EU taxonomy: why natural gas should suddenly be sustainable


For example, the Association of Municipal Companies, VKU, to which many municipal utilities belong, is more positive. In a statement, he fundamentally welcomes the proposal to »recognize natural gas as a sustainable transitional technology in terms of taxonomy«. It is an important signal that the fuel is in line with European climate targets because it paves the way for the transition to truly green energy.

Two difficult paths lead to the green label

However, the organization is struggling with the details of the EU proposal. The restrictions are “so narrow that they create unnecessarily high hurdles for financing that do not make sense in terms of climate policy”. What these are can be seen in the confidential draft, which was leaked by the news portal Euractiv, for example. Accordingly, there are two paths for gas power plants, one steep and one rocky.

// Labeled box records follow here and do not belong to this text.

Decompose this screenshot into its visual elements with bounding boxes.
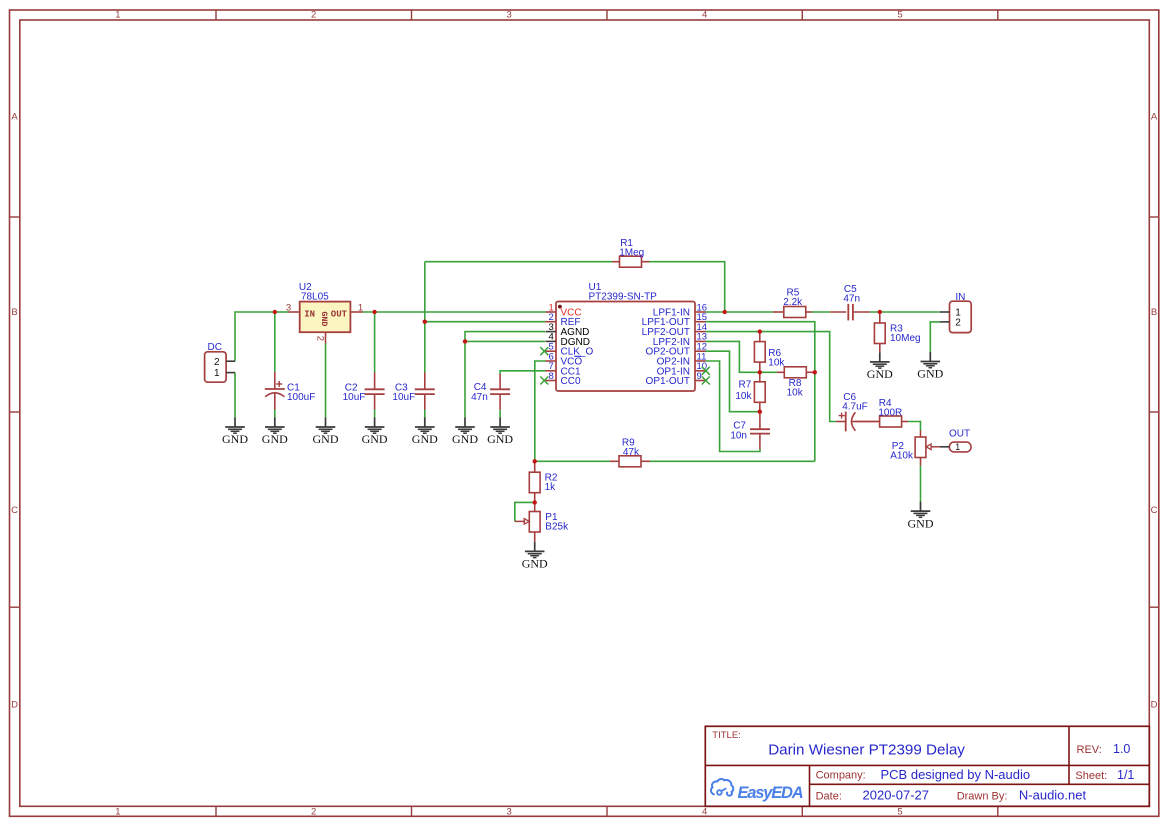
no-connect X pin10 (702, 367, 710, 375)
R8 reference label (789, 378, 802, 389)
IN reference label (955, 292, 965, 303)
U2 OUT pin name (331, 310, 348, 320)
svg-text:3: 3 (507, 807, 512, 818)
wire C2 bottom to GND (374, 410, 376, 418)
R1 reference label (620, 238, 633, 249)
P1 reference label (545, 512, 558, 523)
wire R1 left vertical to REF and C3 (424, 262, 426, 373)
R8 value 10k (787, 387, 804, 398)
C1 reference label (287, 382, 300, 393)
svg-text:2: 2 (311, 10, 316, 21)
frame row tick marks (10, 217, 1159, 607)
frame column labels bottom (115, 807, 902, 818)
wire P2 bottom to GND (920, 466, 922, 502)
ground DC (222, 417, 248, 446)
Company value PCB designed by N-audio (881, 767, 1031, 782)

The steep path: Plants may only emit less than 100 grams of CO2 generate electricity per kilowatt hour, and this includes all losses during production and transport as well as the exhaust gases during operation. That is not possible with today’s technology, even less than 350 grams are difficult, say experts. Maybe you can come up with the CCS technology, in which the CO2 is filtered from the exhaust gases and stored underground, reliably below 100 grams. Alternatively, in order to achieve such values, the plants would have to burn substantial amounts of biogas, with which there are other problems, or hydrogen, which has been produced with the help of green electricity . Such substitute fuels are called »climate-neutral gases«.

The rocky road: The plants must be approved by 2030 and, as part of a government phase-out program, replace climate-damaging power plants that burn solid or liquid fuels, i.e. coal or oil. The emission of greenhouse gases must be reduced by at least 55 percent, and at the same time it must be demonstrably impossible to transfer the same task to a renewable energy source.

In addition, the power plants must burn at least 30 percent climate-neutral gases from 2026. In 2030 the rate will increase to 55 percent, in 2036 to 100 percent. And here, too, there are rules for the emission of carbon dioxide. Either the system permanently emits less than 270 grams per kilowatt hour of electrical energy, or it has to observe a limit value on average over 20 years that is based on the installed electrical output. That alone, even for very efficient systems, means that they don’t supply much more than 1500 to 2000 of the 8760 hours of electricity in a year.

Critics say that hardly any gas-fired power plant can meet the requirements

These numbers sparked the detailed criticism of the experts from the VKU. In a statement, the Association of Public Utilities complained about the “unachievable quotas for climate-neutral gases”. On the other hand, he had wished for higher limit values. In addition, according to the VKU, those systems would be worse off that use electricity and Generate district heating and are therefore practically in continuous operation at least during the heating season. Many cities need just such facilities, but they cannot meet the requirements of the taxonomy, either in terms of emissions or by using the 20-year averaging rule, because it is not designed for them. The lobby organization therefore demands that the state directly subsidizes the power plants that are then not built according to the conditions of the EU taxonomy.